In this scenario, most of the G55 would significantly cut back their financial contributions to the ITU and eschew participation except in the Radio Sector. The cutting back frankly already began several years ago with some major countries reducing their contributions and a great many private companies dropping membership. This would simply accelerate. It would also create a budget crunch in the organization that unlike the U.N. relies on voluntary donations. The old ITU Telecom trade shows that one time provided extra fallback revenue for the organization have long gone into the red as industry shifted over to GSMA and Internet related venues. The ITU will increasingly be looking for money to service an ITU-T flooded with thousands of input documents from a handful of participants and largely ignored by most of the world. The development sector will be starved of resources.

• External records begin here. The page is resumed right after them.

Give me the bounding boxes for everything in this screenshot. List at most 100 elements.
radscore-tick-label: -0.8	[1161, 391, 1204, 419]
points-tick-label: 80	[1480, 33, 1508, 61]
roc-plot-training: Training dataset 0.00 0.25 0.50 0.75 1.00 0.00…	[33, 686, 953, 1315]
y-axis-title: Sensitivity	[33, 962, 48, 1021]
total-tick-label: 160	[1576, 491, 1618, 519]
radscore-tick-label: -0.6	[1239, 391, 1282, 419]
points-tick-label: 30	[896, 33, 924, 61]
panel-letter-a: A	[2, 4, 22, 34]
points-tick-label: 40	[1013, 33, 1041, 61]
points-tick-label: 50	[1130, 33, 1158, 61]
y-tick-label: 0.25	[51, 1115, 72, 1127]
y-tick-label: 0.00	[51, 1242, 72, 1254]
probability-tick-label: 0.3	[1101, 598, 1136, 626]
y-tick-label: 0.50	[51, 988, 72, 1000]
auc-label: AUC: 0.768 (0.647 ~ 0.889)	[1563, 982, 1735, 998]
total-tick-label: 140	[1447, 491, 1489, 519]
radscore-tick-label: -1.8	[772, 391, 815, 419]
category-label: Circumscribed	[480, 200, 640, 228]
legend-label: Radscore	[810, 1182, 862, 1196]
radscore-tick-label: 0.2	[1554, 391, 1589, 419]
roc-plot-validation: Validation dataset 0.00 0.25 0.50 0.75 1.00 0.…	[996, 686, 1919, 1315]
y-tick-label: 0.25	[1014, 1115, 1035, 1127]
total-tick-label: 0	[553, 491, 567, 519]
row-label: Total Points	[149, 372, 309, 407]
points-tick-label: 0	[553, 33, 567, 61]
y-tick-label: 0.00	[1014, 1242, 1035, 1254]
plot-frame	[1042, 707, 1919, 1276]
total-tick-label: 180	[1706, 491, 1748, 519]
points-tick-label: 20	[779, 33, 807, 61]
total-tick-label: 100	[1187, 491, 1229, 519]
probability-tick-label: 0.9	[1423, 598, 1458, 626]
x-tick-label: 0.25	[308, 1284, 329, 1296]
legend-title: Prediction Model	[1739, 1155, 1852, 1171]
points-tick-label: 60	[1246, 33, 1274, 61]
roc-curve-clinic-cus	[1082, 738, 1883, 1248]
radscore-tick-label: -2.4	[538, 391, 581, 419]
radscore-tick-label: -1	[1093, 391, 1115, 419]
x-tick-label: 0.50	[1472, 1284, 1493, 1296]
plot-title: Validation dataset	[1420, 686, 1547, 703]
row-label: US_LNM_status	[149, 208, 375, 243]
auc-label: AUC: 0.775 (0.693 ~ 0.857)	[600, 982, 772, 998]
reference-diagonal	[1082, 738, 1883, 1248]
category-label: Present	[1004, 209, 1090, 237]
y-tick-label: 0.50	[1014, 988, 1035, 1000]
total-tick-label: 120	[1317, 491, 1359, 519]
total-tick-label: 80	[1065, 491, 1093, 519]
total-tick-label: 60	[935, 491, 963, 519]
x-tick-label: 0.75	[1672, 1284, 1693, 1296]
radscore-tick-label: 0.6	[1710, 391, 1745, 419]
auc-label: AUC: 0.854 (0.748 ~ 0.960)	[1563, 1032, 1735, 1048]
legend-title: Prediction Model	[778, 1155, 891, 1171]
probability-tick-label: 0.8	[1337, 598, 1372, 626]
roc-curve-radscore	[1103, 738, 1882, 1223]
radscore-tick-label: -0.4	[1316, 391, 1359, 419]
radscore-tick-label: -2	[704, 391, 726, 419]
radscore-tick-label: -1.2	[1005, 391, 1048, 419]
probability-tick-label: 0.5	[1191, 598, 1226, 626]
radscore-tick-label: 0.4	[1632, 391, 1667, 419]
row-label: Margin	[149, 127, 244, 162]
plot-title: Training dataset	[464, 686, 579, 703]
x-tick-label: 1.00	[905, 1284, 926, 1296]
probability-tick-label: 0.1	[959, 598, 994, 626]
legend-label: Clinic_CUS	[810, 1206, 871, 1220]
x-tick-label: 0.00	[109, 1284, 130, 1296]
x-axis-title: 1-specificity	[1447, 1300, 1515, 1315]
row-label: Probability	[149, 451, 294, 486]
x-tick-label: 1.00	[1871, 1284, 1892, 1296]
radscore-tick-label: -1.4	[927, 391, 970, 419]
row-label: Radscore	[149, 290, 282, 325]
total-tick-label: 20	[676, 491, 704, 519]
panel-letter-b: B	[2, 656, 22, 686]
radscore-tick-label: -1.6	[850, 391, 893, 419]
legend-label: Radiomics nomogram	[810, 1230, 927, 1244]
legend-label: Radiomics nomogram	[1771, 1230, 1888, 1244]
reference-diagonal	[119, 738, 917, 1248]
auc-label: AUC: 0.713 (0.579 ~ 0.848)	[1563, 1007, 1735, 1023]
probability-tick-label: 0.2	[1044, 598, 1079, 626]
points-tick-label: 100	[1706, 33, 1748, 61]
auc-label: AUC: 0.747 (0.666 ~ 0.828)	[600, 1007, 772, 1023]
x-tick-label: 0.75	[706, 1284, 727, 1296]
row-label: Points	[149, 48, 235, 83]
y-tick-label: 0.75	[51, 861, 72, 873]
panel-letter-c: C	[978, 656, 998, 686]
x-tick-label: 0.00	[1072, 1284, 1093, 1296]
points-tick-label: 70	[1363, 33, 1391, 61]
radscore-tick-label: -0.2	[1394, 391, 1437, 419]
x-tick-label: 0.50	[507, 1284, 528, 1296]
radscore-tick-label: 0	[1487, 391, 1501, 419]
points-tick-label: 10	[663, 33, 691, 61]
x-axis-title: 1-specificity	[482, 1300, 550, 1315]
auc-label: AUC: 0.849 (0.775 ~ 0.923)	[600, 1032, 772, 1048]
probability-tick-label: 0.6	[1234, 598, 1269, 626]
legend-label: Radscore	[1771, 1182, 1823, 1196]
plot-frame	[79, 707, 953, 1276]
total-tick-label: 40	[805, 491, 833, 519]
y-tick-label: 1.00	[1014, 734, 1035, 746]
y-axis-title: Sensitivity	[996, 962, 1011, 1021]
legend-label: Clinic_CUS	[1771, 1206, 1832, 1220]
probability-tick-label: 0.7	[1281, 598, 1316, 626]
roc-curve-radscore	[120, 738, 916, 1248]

A more optimistic scenario is that ITU Member States will recognize that the ITU’s traditional strengths are its accommodation of diversity among its members and reverse the unfortunate directions pursued over the past decade—adopting a minimalist organization construct and electing a Secretary-General that is an administrator rather than a zealot for a particular set of views. It would return the organization to its founding precepts in 1868 that its secretariats would be charged with only “purely administrative work” and operating the organization’s facilities. This more optimistic scenario would also include potentially spinning out the ITU-T as an independent private-sector standards body similar to what was successfully accomplished with the 3GPP two decades ago for mobile communications. This scenario could also be accompanied together with the establishment of a regional Asia-Pacific “ETSI-like” organization. Both steps would seem to better serve the interests of China and Korea than dominating and perpetuating an uneeded and largely abandoned ITU-T in the ITU.

Hopefully, the more optimistic scenario prevails in 2014.

By Anthony Rutkowski, Principal, Netmagic Associates LLC

The author is a leader in many international cybersecurity bodies developing global standards and legal norms over many years.